C'est ainsi que les puissantes étoiles se regroupent autour du minuscule atome et demandent : "De quoi s'agit-il ? Pourquoi sommes-nous, malgré notre splendeur, notre grandeur et notre gloire, incapables de connaître notre étrange destin ? Sommes-nous condamnés à passer dans les radiations - à sombrer dans l'oubli du néant - sans qu'on nous dise quoi que ce soit du but rationnel de ce plan cosmique ?"

L'atome va-t-il satisfaire notre curiosité ? Pouvons-nous lire au cœur de son mystère et le faire parler ? A-t-il le dernier mot, ou ses propres mystères nous pousseront-ils à poursuivre notre enquête, dans une région plus proche ? Voyons ce qu'il en est.

CHAPITRE II

DE L'ATOME À L'ESPRIT

L'EXAMEN des progrès astronomiques présenté dans le chapitre précédent a placé la vie dans une position extrêmement précaire. Certes, elle est apparue tardivement, mais il semble qu'elle ait dérivé dans un environnement très peu propice. La vie est-elle donc un accident, une réflexion après coup, un épisode dans le vaste plan cosmique ? Il est certain qu'en comparaison avec l'étendue physique de l'univers, l'homme semble tout à fait insignifiant.

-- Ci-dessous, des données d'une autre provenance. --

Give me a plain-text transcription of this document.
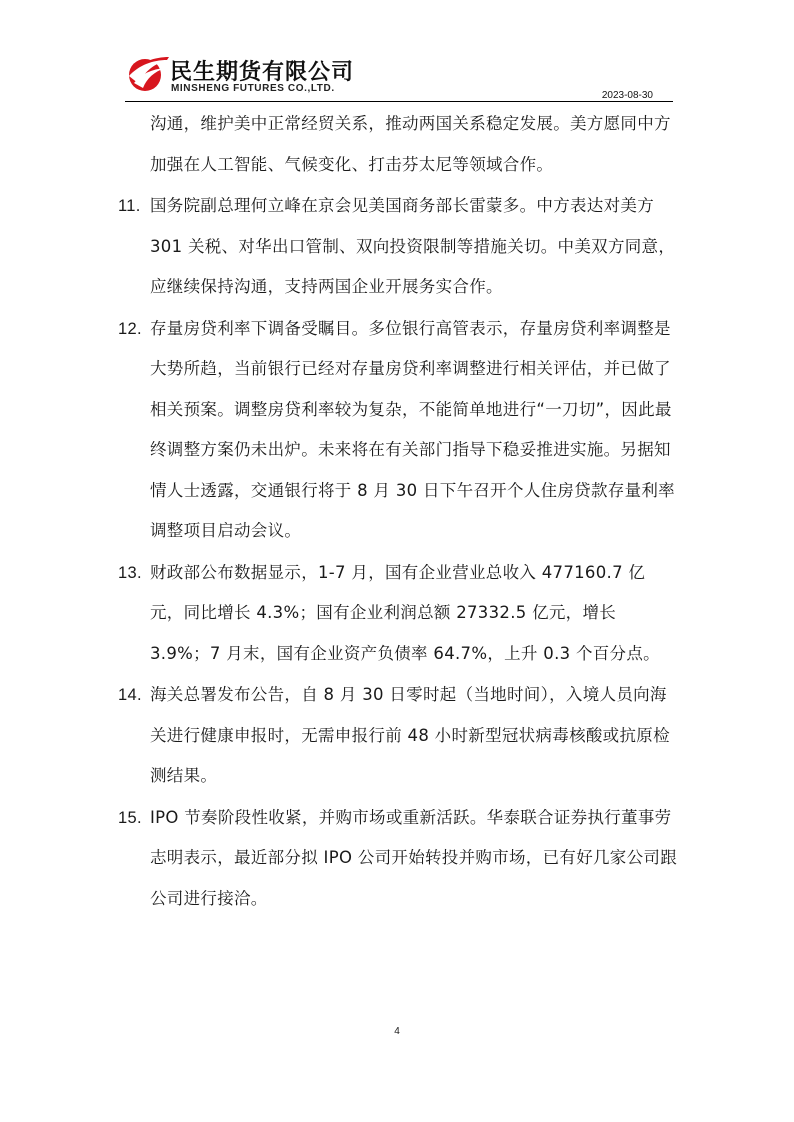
民生期货有限公司
MINSHENG FUTURES CO.,LTD.
2023-08-30
沟通，维护美中正常经贸关系，推动两国关系稳定发展。美方愿同中方加强在人工智能、气候变化、打击芬太尼等领域合作。
11. 国务院副总理何立峰在京会见美国商务部长雷蒙多。中方表达对美方 301 关税、对华出口管制、双向投资限制等措施关切。中美双方同意，应继续保持沟通，支持两国企业开展务实合作。
12. 存量房贷利率下调备受瞩目。多位银行高管表示，存量房贷利率调整是大势所趋，当前银行已经对存量房贷利率调整进行相关评估，并已做了相关预案。调整房贷利率较为复杂，不能简单地进行“一刀切”，因此最终调整方案仍未出炉。未来将在有关部门指导下稳妥推进实施。另据知情人士透露，交通银行将于 8 月 30 日下午召开个人住房贷款存量利率调整项目启动会议。
13. 财政部公布数据显示，1-7 月，国有企业营业总收入 477160.7 亿元，同比增长 4.3%；国有企业利润总额 27332.5 亿元，增长 3.9%；7 月末，国有企业资产负债率 64.7%，上升 0.3 个百分点。
14. 海关总署发布公告，自 8 月 30 日零时起（当地时间），入境人员向海关进行健康申报时，无需申报行前 48 小时新型冠状病毒核酸或抗原检测结果。
15. IPO 节奏阶段性收紧，并购市场或重新活跃。华泰联合证券执行董事劳志明表示，最近部分拟 IPO 公司开始转投并购市场，已有好几家公司跟公司进行接洽。
4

L'univers, si sensible aux arrangements métriques, si sensible à l'amour de l'ordre et de l'harmonie, s'avère, à y regarder de plus près, rayonner dans l'espace et être voué à l'extinction. Les systèmes planétaires ne sont pas des produits normaux, mais des monstres de la nature. Notre petite terre est l'une des rares planètes capables d'entretenir la vie telle que nous la connaissons. Comment l'homme peut-il alors préserver ses aspirations et sa foi dans un monde aussi inhospitalier ? Quelle signification permanente peut être attachée à ses expériences morales et spirituelles lorsque la nature le traite avec un tel dédain ?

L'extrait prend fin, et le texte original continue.